Lorsqu’on examine les contenus de cet angle, on arrive à la conclusion que la finalité n’a rien à voir avec un format ou un genre en particulier. La finalité consiste plutôt à donner aux auditoires participants la possibilité d’ajouter de la valeur au cours du processus de distribution des contenus.

Au Canada, nous avons plusieurs exemples probants de projets capables d’atteindre leur auditoire sur diverses plateformes à l’aide d’une grande variété de moyens et de stratégies d’engagement. Notons entre autres la série de variété La Voix, le film documentaire The Defector et son expérience interactive, la série Web dramatique Backpackers et la série lifestyle 100 % Web qui l’accompagne, le long métrage québécois Émilie et ses courts métrages interactifs ou encore des émissions jeunesse telles The Next Step ou In Real Life.

AUCUNE FORMULE MAGIQUE, MAIS QUELQUES INCONTOURNABLES

À la lumière des précédents exemples et de la réflexion étayée dans les premiers paragraphes, le débat sur ce qu’est transmédia et ce que ne l’est pas est-il encore pertinent? Au contraire, les exemples précédents ne font-ils pas plutôt la démonstration que la clé du succès ne se définit plus en termes de :

– format (court ou long; interactif ou non);

– genre (dramatique, documentaire, enfants ou sports);

– formule (expérience synchrone, asynchrone, complémentaire ou concurrente);

– stratégie de diffusion (avant, pendant, après la diffusion télé)?

On pourrait conclure que tous ces éléments se valent si – et seulement si – le porteur du projet comprend que ce qui compte, c’est lacohérence et l’intégration réussie entre ses intentions de création et une expérience utilisateur pertinente.

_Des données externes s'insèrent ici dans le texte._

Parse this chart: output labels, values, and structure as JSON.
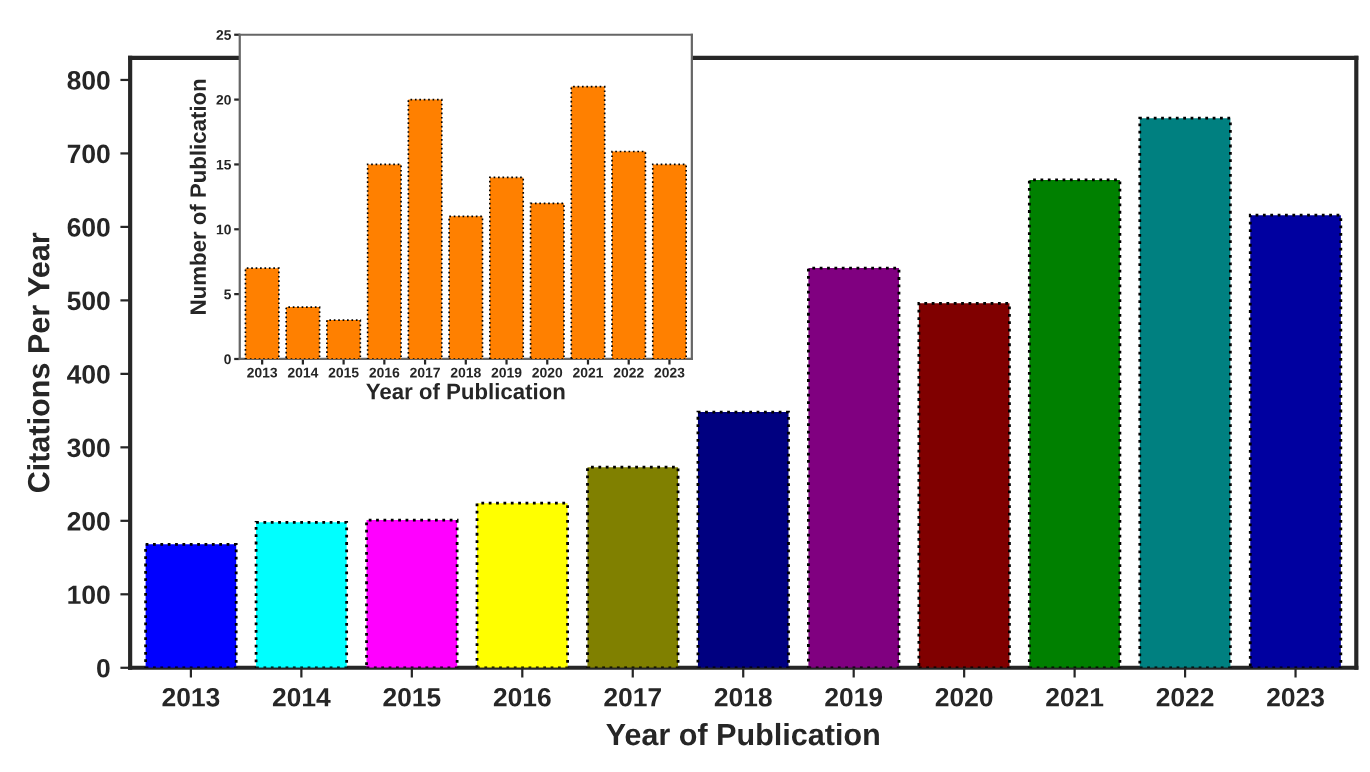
{
  "chart_data": [
    {
      "type": "bar",
      "xlabel": "Year of Publication",
      "ylabel": "Citations Per Year",
      "categories": [
        "2013",
        "2014",
        "2015",
        "2016",
        "2017",
        "2018",
        "2019",
        "2020",
        "2021",
        "2022",
        "2023"
      ],
      "values": [
        168,
        198,
        201,
        224,
        273,
        348,
        544,
        496,
        664,
        748,
        616
      ],
      "colors": [
        "#0000ff",
        "#00ffff",
        "#ff00ff",
        "#ffff00",
        "#808000",
        "#000080",
        "#800080",
        "#800000",
        "#008000",
        "#008080",
        "#0000a0"
      ],
      "ylim": [
        0,
        830
      ],
      "yticks": [
        0,
        100,
        200,
        300,
        400,
        500,
        600,
        700,
        800
      ],
      "grid": false,
      "line_style": "dotted"
    },
    {
      "type": "bar",
      "xlabel": "Year of Publication",
      "ylabel": "Number of Publication",
      "categories": [
        "2013",
        "2014",
        "2015",
        "2016",
        "2017",
        "2018",
        "2019",
        "2020",
        "2021",
        "2022",
        "2023"
      ],
      "values": [
        7,
        4,
        3,
        15,
        20,
        11,
        14,
        12,
        21,
        16,
        15
      ],
      "colors": [
        "#ff8000",
        "#ff8000",
        "#ff8000",
        "#ff8000",
        "#ff8000",
        "#ff8000",
        "#ff8000",
        "#ff8000",
        "#ff8000",
        "#ff8000",
        "#ff8000"
      ],
      "ylim": [
        0,
        25
      ],
      "yticks": [
        0,
        5,
        10,
        15,
        20,
        25
      ],
      "grid": false,
      "line_style": "dotted"
    }
  ]
}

C’est bien là où réside le défi de l’éditeur de tout contenu de création : adapter son rôle de créateur et de diffuseur pour se rapprocher un peu de ce que ferait un chef d’orchestre, c’est-à-dire coordonner toutes les composantes (partitions narratives, plateformes technologiques et multiples joueurs – incluant l’auditoire actif) en vue de faire respecter l’intégrité d’une œuvre et d’en amplifier la valeur et la pérennité.

Pour y parvenir, il nous faudra peut-être bâtir au sein de nos institutions et de nos industries créatives les infrastructures capables de soutenir et de faciliter cette coordination collaborative entre créateurs, distributeurs, vendeurs et auditoires. C’est ce que Clay Shirky avait nommé « Institutions as enablers » dans une vision d’avenir qu’il avait présentée lors d’une conférence prononcée en 2005.